Perovskite solar cell (PSC) technology offers big advantages as a cheap, high-efficiency alternative to silicon-based photovoltaic cells, but producing them in the laboratory can be a bit of a hit-and-miss affair.
Scientists from the U.S. National Renewable Energy Laboratory (NREL), working with researchers at Shanghai Jiao Tong University (SJTU), have developed a method of making hybrid halide perovskite solar cells that consistently demonstrate efficiencies approaching 20 percent and are highly reproducible.
Perovskite cell efficiencies have jumped from an initial 3.8 percent in 2009 to a record 25.5 percent, demonstrated by a team from Hong Kong Polytechnic University with a hybrid silicon-perovskite cell earlier this year. However, depending on the lab manufacturing the material, the efficiency of these cells tends to hover around the 16 percent mark.

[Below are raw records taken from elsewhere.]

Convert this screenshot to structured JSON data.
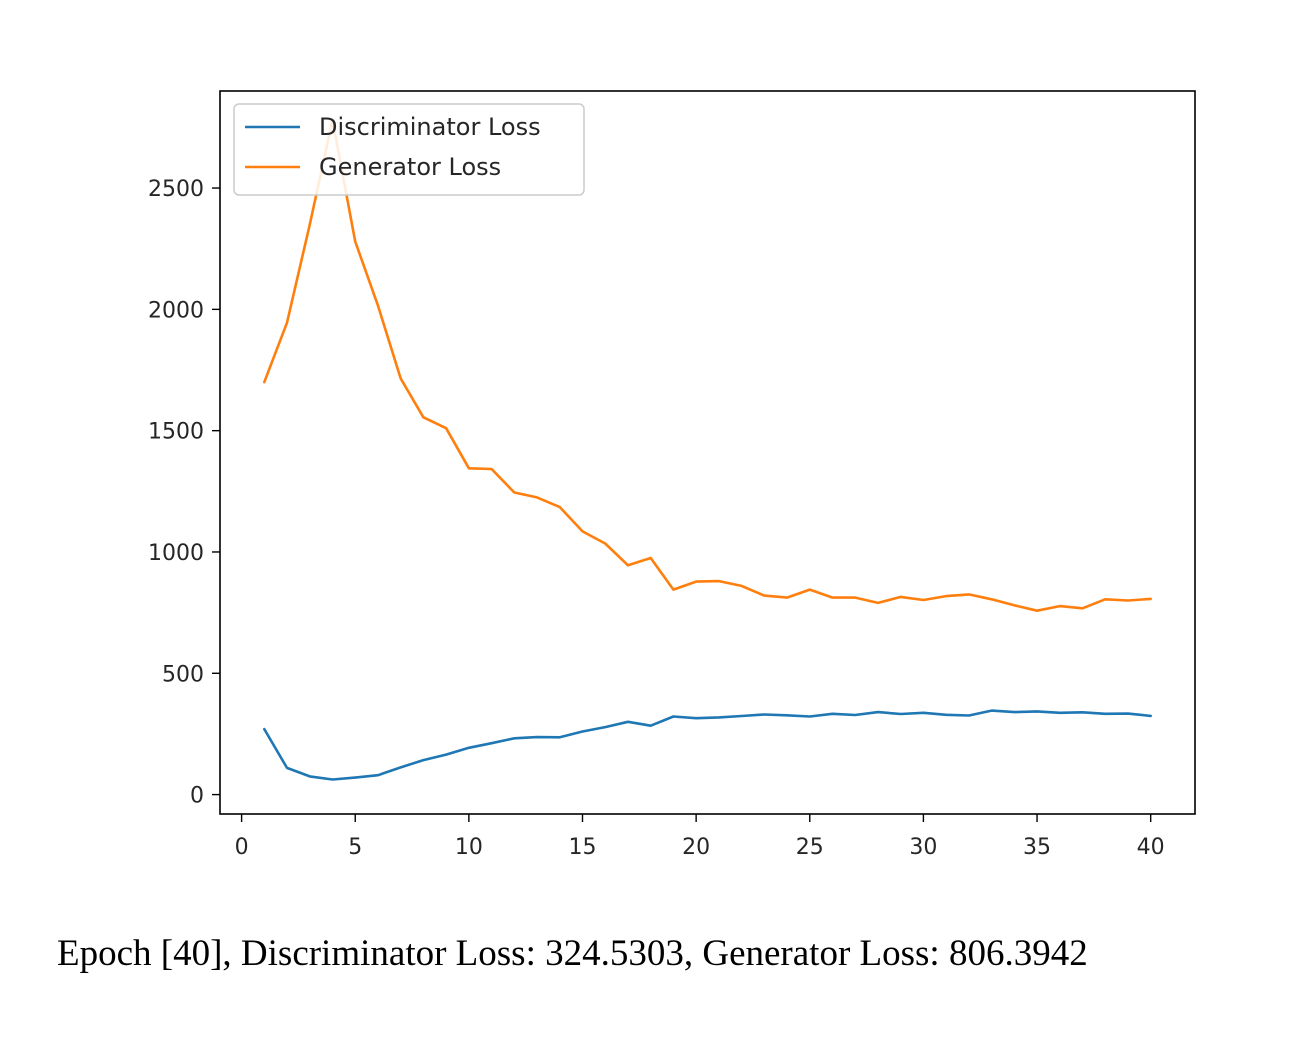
{
  "chart_data": {
    "type": "line",
    "title": "",
    "xlabel": "",
    "ylabel": "",
    "xlim": [
      -0.95,
      41.95
    ],
    "ylim": [
      -80,
      2900
    ],
    "xticks": [
      0,
      5,
      10,
      15,
      20,
      25,
      30,
      35,
      40
    ],
    "yticks": [
      0,
      500,
      1000,
      1500,
      2000,
      2500
    ],
    "grid": false,
    "legend": "top-left",
    "x": [
      1,
      2,
      3,
      4,
      5,
      6,
      7,
      8,
      9,
      10,
      11,
      12,
      13,
      14,
      15,
      16,
      17,
      18,
      19,
      20,
      21,
      22,
      23,
      24,
      25,
      26,
      27,
      28,
      29,
      30,
      31,
      32,
      33,
      34,
      35,
      36,
      37,
      38,
      39,
      40
    ],
    "series": [
      {
        "name": "Discriminator Loss",
        "color": "#1f77b4",
        "values": [
          270,
          110,
          75,
          62,
          70,
          80,
          112,
          142,
          165,
          193,
          212,
          232,
          237,
          236,
          260,
          278,
          300,
          284,
          322,
          315,
          318,
          324,
          330,
          327,
          322,
          333,
          328,
          340,
          332,
          337,
          329,
          326,
          346,
          340,
          343,
          337,
          339,
          333,
          334,
          324.5303
        ]
      },
      {
        "name": "Generator Loss",
        "color": "#ff7f0e",
        "values": [
          1700,
          1945,
          2350,
          2780,
          2280,
          2015,
          1715,
          1555,
          1510,
          1345,
          1342,
          1245,
          1225,
          1185,
          1085,
          1035,
          945,
          975,
          845,
          878,
          880,
          860,
          820,
          812,
          845,
          812,
          812,
          790,
          815,
          802,
          818,
          825,
          805,
          780,
          758,
          777,
          768,
          805,
          800,
          806.3942
        ]
      }
    ]
  },
  "caption": "Epoch [40], Discriminator Loss: 324.5303, Generator Loss: 806.3942"
}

The problem lies in the way perovskite films are grown. A precursor chemical solution is used to form perovskite nanocrystals upon a substrate, which in turn is exposed to a substance that removes the precursor solvent.
The timing of the process is an art – if the anti-solvent isn’t added at exactly the right moment, size defects and pinholes can form in the nanocrystal structure of the perovskite film, detracting from the efficiency of the overall cell.
The NREL team used a process called Ostwald ripening, which involves treating low-quality perovskite films containing small crystals and pinholes with a specific solution of methyl ammonium bromide (MABr). This dissolves small and non-uniform crystals and deposit them onto larger ones, boosting the stability and efficiency of the perovskite film.
The Ostwald technique enabled the team to obtain a sunlight to energy conversion efficiency of 19.12 percent, compared to a significantly lower efficiency level of 14–16 percent for the PSC films without this MABr treatment.
“With the Ostwald ripening process, different-sized nanocrystals formed with different film qualities could then grow into pinhole-free perovskite films with similar large crystal sizes,” the researchers noted in a paper recently published in the journal Nature Communications.
“Thus, this new chemical approach enhances processing tolerance to the initial perovskite film quality and improves the reproducibility of device fabrication.”
The research, was funded by the U.S. Department of Energy’s SunShot Initiative, which funds universities, private companies and national labs to drive down the price of solar power to below USD $0.06 cents/per kilowatt hour.